La tarde olía al primer frío del invierno. Bajaba sin prisa por la Avenida de Alcoy hacia Mil historias y un café, el local donde presentábamos Trece rosas negras. Después de una mañana inestable, la calma misteriosa que precede a la tormenta flotaba en el aire como una pregunta.
Antes de quitarme la chaqueta, ya había dado la bienvenida a varios amigos y familiares. Luego pedí a Stephen, centinela de la barra, algo para la sequedad del gaznate. Alguien me sugirió un whisky, pero preferí agua de momento.
No se me ocurrió llevarle otro botellín de agua a Conchi Agüero, la presentadora del acto. Cosas de los nervios. La editorial dijo unas brevísimas palabras. Una rosa negra presidía la mesa.
Dicen quienes acudieron que fue una velada entrañable, que a la presentadora y a mí se nos veía a gusto. Es cierto. Incluso me permití soltar alguna pequeña broma. Conchi utilizó un registro coloquial para diseccionar un buen número de relatos con paciencia de entomóloga. Luego vino el turno de preguntas y la lectura de un cuento: «Besos lúgubres».

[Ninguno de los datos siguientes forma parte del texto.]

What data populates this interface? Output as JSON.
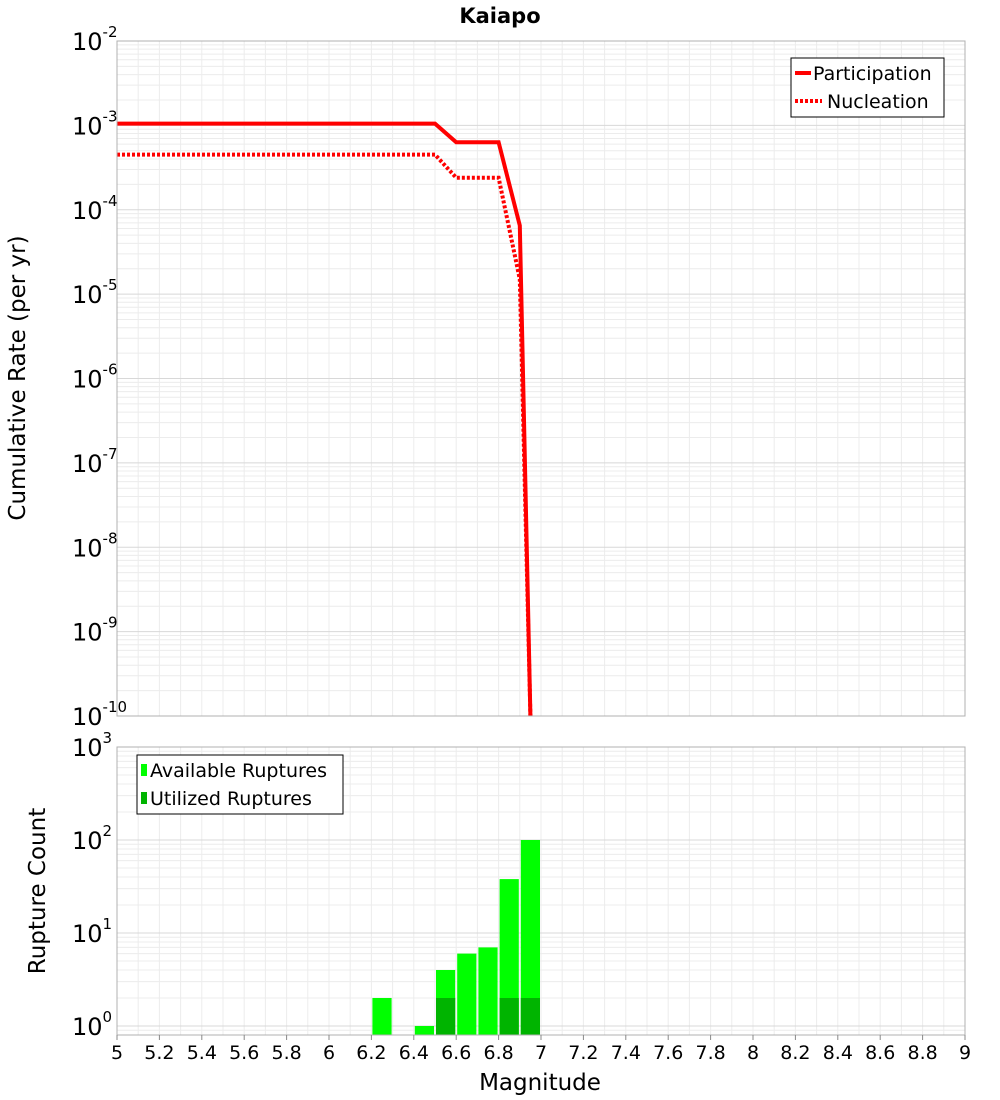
{
  "chart_data": [
    {
      "type": "line",
      "title": "Kaiapo",
      "xlabel": "",
      "ylabel": "Cumulative Rate (per yr)",
      "xlim": [
        5,
        9
      ],
      "ylim": [
        1e-10,
        0.01
      ],
      "yscale": "log",
      "grid": true,
      "legend_position": "top-right",
      "yticks": [
        {
          "base": "10",
          "exp": "-2"
        },
        {
          "base": "10",
          "exp": "-3"
        },
        {
          "base": "10",
          "exp": "-4"
        },
        {
          "base": "10",
          "exp": "-5"
        },
        {
          "base": "10",
          "exp": "-6"
        },
        {
          "base": "10",
          "exp": "-7"
        },
        {
          "base": "10",
          "exp": "-8"
        },
        {
          "base": "10",
          "exp": "-9"
        },
        {
          "base": "10",
          "exp": "-10"
        }
      ],
      "series": [
        {
          "name": "Participation",
          "color": "#ff0000",
          "style": "solid",
          "x": [
            5.0,
            6.5,
            6.6,
            6.8,
            6.9,
            6.95
          ],
          "y": [
            0.00105,
            0.00105,
            0.00063,
            0.00063,
            6.5e-05,
            1e-10
          ]
        },
        {
          "name": "Nucleation",
          "color": "#ff0000",
          "style": "dotted",
          "x": [
            5.0,
            6.5,
            6.6,
            6.8,
            6.9,
            6.95
          ],
          "y": [
            0.00045,
            0.00045,
            0.00024,
            0.00024,
            1.5e-05,
            1e-10
          ]
        }
      ]
    },
    {
      "type": "bar",
      "title": "",
      "xlabel": "Magnitude",
      "ylabel": "Rupture Count",
      "xlim": [
        5,
        9
      ],
      "ylim": [
        0.8,
        1000
      ],
      "yscale": "log",
      "grid": true,
      "legend_position": "top-left",
      "xticks": [
        "5",
        "5.2",
        "5.4",
        "5.6",
        "5.8",
        "6",
        "6.2",
        "6.4",
        "6.6",
        "6.8",
        "7",
        "7.2",
        "7.4",
        "7.6",
        "7.8",
        "8",
        "8.2",
        "8.4",
        "8.6",
        "8.8",
        "9"
      ],
      "yticks": [
        {
          "base": "10",
          "exp": "3"
        },
        {
          "base": "10",
          "exp": "2"
        },
        {
          "base": "10",
          "exp": "1"
        },
        {
          "base": "10",
          "exp": "0"
        }
      ],
      "bin_width": 0.1,
      "series": [
        {
          "name": "Available Ruptures",
          "color": "#00ff00",
          "x": [
            6.25,
            6.45,
            6.55,
            6.65,
            6.75,
            6.85,
            6.95
          ],
          "values": [
            2,
            1,
            4,
            6,
            7,
            38,
            100
          ]
        },
        {
          "name": "Utilized Ruptures",
          "color": "#00b400",
          "x": [
            6.55,
            6.85,
            6.95
          ],
          "values": [
            2,
            2,
            2
          ]
        }
      ]
    }
  ]
}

Durante los autógrafos, aproveché para conversar con algunos de los asistentes. Fuera llovía a cántaros. Se acercaron a la mesa amigos de la Facultad, primos, padres de alumnos, colegas de profesión, escritoras… Una presentación es un hervidero de historias, pero eso formará parte del siguiente libro.
Nadie me dará nunca un abrazo tan conmovedor como el que me dio Manuel Cado. Y eso que aún no nos habíamos ido de farra. Entonces me sentí un hombre afortunado.